En todo caso, la audiencia de este último episodio seguro que será muy alta. Cuando Letterman se despidió, lo hizo ante 13 millones de americanos que quisieron ver su último show. Además, desde la competencia le echaron una mano: tanto Jimmy Fallon como Jimmy Kimmel avisaron que no querían rivalizar con Colbert este último día, así que renunciaban a hacer programa y solo emitirían una repetición, con el mensaje explícito e insólito de que su recomendación era ver este adiós histórico. A pesar de la solemnidad que podía esperarse de una despedida en estas circunstancias, Colbert intentó hacer un programa –digamos– normal, sin estridencias. No aprovechó para romper la baraja o vengarse de los que han decidido cancelar el programa. Al fin y al cabo, la noticia saltó en julio y, por tanto, ha tenido toda una temporada para construir su legado y dejar clara una línea editorial.
En esta noche agridulce, el invitado principal fue Paul McCartney, que presentaba disco con 83 años, aunque el fin de fiesta fue interpretar la canción Hello goodbye de los Beatles. Era una elección que incluía un guiño histórico: uno de los conciertos más famosos de los Beatles en Nueva York se hizo en este Ed Sullivan Theater donde el grupo de Liverpool actuó... hace 62 años. Por otro lado, el humorista había comentado, cuando justo había empezado a hacer el show, que una de las ilusiones de su vida era cantar con Elvis Costello el tema Jump up, y finalmente lo pudo hacer realidad.
El tono fue, pues, más festivo que reivindicativo. Hacia el final del episodio, sí que quiso dirigirse a la audiencia que había conseguido entradas para presenciar este programa histórico, y también al público que estaba en casa, para lanzar su mensaje final mirándolos a los ojos y rompiendo la cuarta pared: “La energía que nos habéis dado es lo que hemos necesitado para hacer el mejor programa posible durante once años.
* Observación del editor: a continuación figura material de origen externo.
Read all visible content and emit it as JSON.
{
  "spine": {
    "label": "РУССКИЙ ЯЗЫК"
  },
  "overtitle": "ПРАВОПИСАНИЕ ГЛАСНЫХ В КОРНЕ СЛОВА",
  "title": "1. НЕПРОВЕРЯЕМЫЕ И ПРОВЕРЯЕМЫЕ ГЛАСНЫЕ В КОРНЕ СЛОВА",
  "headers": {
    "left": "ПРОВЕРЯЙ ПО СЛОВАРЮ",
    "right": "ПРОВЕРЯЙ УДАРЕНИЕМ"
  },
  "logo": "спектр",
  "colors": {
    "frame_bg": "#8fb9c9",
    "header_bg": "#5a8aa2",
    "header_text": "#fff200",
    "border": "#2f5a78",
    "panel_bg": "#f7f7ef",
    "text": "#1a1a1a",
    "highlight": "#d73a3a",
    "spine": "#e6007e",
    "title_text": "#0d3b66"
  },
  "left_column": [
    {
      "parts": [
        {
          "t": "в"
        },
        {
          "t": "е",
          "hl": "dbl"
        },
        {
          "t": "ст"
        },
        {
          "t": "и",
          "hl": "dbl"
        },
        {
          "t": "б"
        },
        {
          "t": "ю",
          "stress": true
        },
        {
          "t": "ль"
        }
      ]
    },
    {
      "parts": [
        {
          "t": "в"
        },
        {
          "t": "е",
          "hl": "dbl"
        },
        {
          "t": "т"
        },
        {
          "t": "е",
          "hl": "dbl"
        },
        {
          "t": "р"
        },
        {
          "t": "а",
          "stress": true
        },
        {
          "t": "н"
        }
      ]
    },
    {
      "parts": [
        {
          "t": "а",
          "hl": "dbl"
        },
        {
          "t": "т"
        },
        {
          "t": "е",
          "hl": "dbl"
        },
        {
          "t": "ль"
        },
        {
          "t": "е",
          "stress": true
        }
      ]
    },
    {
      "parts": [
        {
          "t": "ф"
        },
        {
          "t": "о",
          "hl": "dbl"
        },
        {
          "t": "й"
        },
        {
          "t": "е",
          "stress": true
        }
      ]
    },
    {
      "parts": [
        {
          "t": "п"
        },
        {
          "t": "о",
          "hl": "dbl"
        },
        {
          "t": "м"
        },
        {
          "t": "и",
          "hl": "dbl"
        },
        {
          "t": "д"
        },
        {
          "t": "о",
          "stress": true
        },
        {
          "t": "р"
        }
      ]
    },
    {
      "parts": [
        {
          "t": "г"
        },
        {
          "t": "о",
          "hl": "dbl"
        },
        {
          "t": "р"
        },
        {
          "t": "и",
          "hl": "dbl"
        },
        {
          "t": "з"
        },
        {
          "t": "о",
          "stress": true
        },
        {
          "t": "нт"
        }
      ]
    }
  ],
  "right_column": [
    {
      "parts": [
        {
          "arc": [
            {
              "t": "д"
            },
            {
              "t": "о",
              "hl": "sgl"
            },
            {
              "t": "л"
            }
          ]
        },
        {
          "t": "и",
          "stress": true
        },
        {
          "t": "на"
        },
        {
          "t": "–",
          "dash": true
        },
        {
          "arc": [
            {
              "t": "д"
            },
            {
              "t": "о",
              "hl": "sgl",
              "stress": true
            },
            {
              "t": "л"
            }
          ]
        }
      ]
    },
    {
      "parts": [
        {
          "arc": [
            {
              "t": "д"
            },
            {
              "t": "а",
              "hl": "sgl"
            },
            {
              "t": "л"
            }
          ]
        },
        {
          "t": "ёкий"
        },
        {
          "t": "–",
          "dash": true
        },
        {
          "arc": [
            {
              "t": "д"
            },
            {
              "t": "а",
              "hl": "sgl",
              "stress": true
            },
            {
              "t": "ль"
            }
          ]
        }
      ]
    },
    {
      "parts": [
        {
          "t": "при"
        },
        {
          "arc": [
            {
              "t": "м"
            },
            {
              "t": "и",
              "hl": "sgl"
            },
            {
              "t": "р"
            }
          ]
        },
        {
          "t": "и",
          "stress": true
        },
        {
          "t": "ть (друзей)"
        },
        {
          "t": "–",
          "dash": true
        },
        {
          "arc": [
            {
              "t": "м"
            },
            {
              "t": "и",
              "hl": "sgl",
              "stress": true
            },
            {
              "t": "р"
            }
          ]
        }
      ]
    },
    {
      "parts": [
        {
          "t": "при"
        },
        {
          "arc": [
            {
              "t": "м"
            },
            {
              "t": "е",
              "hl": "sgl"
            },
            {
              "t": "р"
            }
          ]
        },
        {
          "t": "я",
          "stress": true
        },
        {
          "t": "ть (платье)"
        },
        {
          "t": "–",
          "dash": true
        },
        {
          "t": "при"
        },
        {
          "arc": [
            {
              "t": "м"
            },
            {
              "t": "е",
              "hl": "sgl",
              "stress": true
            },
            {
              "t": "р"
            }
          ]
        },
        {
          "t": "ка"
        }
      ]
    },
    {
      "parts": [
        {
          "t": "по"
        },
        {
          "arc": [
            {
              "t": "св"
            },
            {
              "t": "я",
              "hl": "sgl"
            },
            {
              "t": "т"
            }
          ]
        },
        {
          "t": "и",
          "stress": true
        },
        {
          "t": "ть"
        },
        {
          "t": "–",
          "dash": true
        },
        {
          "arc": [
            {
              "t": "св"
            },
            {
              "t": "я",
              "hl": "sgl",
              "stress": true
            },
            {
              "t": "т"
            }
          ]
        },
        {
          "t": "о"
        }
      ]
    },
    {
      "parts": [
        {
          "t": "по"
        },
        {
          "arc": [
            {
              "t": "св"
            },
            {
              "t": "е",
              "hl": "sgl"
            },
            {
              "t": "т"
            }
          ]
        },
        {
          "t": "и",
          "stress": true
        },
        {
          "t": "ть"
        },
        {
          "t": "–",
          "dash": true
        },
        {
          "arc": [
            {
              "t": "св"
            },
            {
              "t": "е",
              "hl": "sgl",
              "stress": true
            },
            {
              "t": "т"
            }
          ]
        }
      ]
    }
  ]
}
Nos encanta hacer este programa para vosotros, pero lo que realmente nos encanta es hacerlo con vosotros”, concluyó. De hecho, cuando parte del público pitó cuando dijo que aquel era el último monólogo, de inmediato los cortó: "No, no, hemos sido muy afortunados de poder hacerlo!"
Durante toda la segunda mitad, un gag recurrente iba explicando que el programa estaba a punto de ser engullido por el fenómeno astrofísico conocido como agujero de gusano. El tiempo fue consumiéndose, como es inexorable en la vida y en la televisión, y finalmente este bastión de crítica sana y humanista, de humor ácido pero medido y de entrevistas inteligentes que desafiaban la banalidad que se impone en tantos otros ámbitos se convirtió en un recuerdo. Aún no se sabe hacia dónde dirigirá ahora sus pasos este Atticus Finch de la televisión, caído en el campo de batalla por haber señalado la desnudez del emperador.